Ancien chef albanais Adriatic Lalla, interdit d'entrer aux États-Unis (Document)

Le Département d'État américain a interdit à l'ancien procureur général de l'Adriatique Lella et à sa famille d'entrer aux États-Unis. La décision souligne que le secrétaire d'État américain Rex Tillerson lui-même a approuvé l'interdiction en raison de l'implication d'un ancien fonctionnaire albanais dans des affaires de corruption majeures.
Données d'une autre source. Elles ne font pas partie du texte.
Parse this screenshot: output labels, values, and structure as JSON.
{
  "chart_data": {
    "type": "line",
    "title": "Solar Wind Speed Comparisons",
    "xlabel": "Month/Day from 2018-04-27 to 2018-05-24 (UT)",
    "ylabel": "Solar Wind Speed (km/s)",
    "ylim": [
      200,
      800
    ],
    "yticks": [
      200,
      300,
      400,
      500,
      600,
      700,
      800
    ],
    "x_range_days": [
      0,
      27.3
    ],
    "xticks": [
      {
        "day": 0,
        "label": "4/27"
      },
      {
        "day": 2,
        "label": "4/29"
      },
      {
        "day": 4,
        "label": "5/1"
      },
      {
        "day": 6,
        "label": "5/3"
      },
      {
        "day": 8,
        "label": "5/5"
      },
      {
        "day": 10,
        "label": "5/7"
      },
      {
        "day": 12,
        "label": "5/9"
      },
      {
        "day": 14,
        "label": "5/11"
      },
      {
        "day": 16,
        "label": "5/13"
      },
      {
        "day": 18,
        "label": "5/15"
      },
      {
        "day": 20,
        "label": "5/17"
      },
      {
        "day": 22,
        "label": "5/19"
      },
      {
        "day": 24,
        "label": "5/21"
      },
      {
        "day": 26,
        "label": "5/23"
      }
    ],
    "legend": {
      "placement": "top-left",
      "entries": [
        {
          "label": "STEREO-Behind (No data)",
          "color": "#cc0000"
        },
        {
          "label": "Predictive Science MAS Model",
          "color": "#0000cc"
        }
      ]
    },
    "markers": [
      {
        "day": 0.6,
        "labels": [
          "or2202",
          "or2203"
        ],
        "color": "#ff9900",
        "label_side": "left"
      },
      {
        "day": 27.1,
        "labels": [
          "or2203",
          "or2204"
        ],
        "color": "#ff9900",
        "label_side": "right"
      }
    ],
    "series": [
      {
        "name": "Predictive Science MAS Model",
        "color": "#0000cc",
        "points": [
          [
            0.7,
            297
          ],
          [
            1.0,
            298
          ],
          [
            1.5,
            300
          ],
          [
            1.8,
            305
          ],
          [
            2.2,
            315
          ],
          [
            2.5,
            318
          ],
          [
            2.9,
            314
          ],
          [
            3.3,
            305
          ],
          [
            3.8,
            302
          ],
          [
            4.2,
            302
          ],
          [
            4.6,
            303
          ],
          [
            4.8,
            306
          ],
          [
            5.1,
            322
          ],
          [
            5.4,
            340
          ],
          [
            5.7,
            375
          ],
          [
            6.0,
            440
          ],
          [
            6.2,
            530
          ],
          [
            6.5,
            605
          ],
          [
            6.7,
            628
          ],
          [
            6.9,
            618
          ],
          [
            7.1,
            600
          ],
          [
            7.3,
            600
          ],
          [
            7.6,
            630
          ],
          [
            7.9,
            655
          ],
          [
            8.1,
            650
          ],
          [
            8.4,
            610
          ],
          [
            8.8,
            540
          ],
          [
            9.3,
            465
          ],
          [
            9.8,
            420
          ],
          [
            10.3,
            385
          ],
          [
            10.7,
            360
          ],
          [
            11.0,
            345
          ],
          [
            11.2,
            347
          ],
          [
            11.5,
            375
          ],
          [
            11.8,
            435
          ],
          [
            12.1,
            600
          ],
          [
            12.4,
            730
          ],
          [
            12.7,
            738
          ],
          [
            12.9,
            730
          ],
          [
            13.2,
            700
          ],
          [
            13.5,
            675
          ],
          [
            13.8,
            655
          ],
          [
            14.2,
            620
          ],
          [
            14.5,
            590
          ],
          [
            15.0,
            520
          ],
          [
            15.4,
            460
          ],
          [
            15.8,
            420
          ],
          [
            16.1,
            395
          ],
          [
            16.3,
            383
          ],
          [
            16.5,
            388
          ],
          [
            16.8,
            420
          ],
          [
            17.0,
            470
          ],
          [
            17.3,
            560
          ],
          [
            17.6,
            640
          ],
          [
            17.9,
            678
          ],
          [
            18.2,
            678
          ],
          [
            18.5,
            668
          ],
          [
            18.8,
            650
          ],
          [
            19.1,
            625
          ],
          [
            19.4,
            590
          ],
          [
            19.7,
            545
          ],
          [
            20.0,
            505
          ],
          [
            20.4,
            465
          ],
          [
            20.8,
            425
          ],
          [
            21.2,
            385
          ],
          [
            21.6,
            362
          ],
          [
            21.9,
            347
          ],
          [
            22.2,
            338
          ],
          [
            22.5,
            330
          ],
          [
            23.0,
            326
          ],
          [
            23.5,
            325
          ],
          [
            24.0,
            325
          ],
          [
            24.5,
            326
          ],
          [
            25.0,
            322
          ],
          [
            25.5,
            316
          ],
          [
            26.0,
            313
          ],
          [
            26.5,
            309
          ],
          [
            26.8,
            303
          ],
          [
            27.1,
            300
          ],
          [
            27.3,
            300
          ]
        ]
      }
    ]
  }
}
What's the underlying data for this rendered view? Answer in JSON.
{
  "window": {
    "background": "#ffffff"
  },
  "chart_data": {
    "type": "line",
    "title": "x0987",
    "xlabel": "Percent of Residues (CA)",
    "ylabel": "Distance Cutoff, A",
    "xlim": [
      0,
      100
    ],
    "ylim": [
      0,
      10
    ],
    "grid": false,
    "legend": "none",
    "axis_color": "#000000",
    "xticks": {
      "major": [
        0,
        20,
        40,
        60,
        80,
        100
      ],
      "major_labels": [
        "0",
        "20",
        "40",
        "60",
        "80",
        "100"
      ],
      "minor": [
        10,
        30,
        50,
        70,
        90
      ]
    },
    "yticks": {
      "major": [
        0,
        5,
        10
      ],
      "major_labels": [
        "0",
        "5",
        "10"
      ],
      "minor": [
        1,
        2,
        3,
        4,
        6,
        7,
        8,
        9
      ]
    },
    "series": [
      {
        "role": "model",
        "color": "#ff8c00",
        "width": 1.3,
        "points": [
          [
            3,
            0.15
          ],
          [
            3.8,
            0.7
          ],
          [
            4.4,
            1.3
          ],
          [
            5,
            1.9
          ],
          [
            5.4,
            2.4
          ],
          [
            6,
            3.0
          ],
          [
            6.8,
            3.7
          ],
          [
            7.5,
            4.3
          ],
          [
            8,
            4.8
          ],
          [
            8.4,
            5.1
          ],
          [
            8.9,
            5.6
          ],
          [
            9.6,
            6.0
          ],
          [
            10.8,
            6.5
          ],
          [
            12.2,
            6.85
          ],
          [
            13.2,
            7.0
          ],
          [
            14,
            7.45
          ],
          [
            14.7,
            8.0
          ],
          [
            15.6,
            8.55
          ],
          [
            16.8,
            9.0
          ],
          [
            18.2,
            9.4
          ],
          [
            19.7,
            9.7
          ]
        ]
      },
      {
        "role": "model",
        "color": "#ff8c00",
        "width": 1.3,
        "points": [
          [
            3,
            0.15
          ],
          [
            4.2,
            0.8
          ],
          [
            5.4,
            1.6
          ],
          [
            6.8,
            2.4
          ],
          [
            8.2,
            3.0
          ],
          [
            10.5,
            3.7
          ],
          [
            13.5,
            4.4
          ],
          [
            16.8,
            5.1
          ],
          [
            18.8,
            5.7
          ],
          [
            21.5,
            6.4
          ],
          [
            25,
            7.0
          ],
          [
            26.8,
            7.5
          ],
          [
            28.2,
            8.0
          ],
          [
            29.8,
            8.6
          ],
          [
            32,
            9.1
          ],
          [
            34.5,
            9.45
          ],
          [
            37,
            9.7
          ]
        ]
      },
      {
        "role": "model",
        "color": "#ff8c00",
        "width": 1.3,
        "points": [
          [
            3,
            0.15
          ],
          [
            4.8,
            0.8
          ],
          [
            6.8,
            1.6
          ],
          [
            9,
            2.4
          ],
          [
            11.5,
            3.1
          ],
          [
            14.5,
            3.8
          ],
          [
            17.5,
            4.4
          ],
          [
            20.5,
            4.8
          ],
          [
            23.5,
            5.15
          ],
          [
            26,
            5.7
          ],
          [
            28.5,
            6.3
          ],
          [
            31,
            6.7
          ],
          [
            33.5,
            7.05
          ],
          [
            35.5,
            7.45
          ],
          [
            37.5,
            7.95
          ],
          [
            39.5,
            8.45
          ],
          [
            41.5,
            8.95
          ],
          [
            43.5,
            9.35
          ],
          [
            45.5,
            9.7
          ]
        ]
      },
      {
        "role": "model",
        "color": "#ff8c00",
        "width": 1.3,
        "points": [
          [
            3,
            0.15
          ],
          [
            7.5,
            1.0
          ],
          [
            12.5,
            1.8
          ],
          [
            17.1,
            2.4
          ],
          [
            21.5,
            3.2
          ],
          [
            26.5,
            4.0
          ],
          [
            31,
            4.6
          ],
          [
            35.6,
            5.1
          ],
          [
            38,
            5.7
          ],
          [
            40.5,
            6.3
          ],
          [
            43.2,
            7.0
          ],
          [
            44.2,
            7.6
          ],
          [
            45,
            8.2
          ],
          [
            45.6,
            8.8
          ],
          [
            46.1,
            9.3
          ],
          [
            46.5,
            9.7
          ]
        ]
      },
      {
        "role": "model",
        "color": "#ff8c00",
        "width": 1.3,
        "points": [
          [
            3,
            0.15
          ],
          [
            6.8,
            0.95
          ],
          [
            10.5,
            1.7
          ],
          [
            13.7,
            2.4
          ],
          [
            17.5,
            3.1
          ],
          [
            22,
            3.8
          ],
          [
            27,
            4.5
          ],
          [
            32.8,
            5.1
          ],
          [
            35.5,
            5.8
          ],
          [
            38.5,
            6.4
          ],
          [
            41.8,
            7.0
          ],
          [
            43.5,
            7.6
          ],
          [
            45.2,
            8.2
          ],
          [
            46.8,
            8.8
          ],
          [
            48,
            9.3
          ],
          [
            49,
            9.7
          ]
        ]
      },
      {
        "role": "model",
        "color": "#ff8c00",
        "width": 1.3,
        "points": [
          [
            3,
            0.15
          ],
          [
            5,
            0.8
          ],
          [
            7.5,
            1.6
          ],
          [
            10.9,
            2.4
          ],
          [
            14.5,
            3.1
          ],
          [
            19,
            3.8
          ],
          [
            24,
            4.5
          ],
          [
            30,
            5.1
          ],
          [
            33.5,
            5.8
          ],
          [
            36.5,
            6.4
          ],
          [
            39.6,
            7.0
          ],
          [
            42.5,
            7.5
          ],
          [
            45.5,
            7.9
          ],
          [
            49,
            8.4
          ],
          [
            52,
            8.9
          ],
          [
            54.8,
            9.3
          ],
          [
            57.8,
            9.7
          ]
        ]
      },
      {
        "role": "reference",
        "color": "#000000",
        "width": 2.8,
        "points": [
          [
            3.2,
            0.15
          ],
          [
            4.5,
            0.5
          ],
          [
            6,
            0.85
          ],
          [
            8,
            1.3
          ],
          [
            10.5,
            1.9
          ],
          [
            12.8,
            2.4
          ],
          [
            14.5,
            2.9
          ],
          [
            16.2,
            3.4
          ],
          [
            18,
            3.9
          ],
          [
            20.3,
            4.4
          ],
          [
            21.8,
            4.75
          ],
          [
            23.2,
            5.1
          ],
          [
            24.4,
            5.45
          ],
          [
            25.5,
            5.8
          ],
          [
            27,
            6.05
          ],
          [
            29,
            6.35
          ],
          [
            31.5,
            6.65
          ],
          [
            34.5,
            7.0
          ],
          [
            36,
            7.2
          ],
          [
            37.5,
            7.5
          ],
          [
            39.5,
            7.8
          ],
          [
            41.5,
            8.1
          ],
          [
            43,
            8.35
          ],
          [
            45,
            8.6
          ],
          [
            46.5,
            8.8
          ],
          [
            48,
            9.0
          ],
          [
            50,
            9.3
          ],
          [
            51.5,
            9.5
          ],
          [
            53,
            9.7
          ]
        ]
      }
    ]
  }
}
Les lois américaines prévoient que lorsqu'il y a [...]
Le Département d'État américain a interdit à l'ancien procureur général de l'Adriatique Lella et à sa famille d'entrer aux États-Unis.
La décision souligne que le secrétaire d'État américain Rex Tillerson lui-même a approuvé l'interdiction en raison de l'implication d'un ancien fonctionnaire albanais dans des affaires de corruption majeures.
Les lois américaines prévoient que dans les cas d'informations fiables selon lesquelles des fonctionnaires étrangers sont impliqués dans des cercles importants de corruption ou dans de graves violations des droits de l'homme, ces personnes et leur famille proche se voient refuser l'accès aux États-Unis.
Le chef de la diplomatie américaine a approuvé l'interdiction d'entrer en Amérique et sa femme, Ardjana Lella et ses enfants.
Le 2 février 2017, une liste de procureurs et de juges, y compris l'ancien chef du parquet, l'Adriatic Lalla a été rejetée de l'octroi du visa américain.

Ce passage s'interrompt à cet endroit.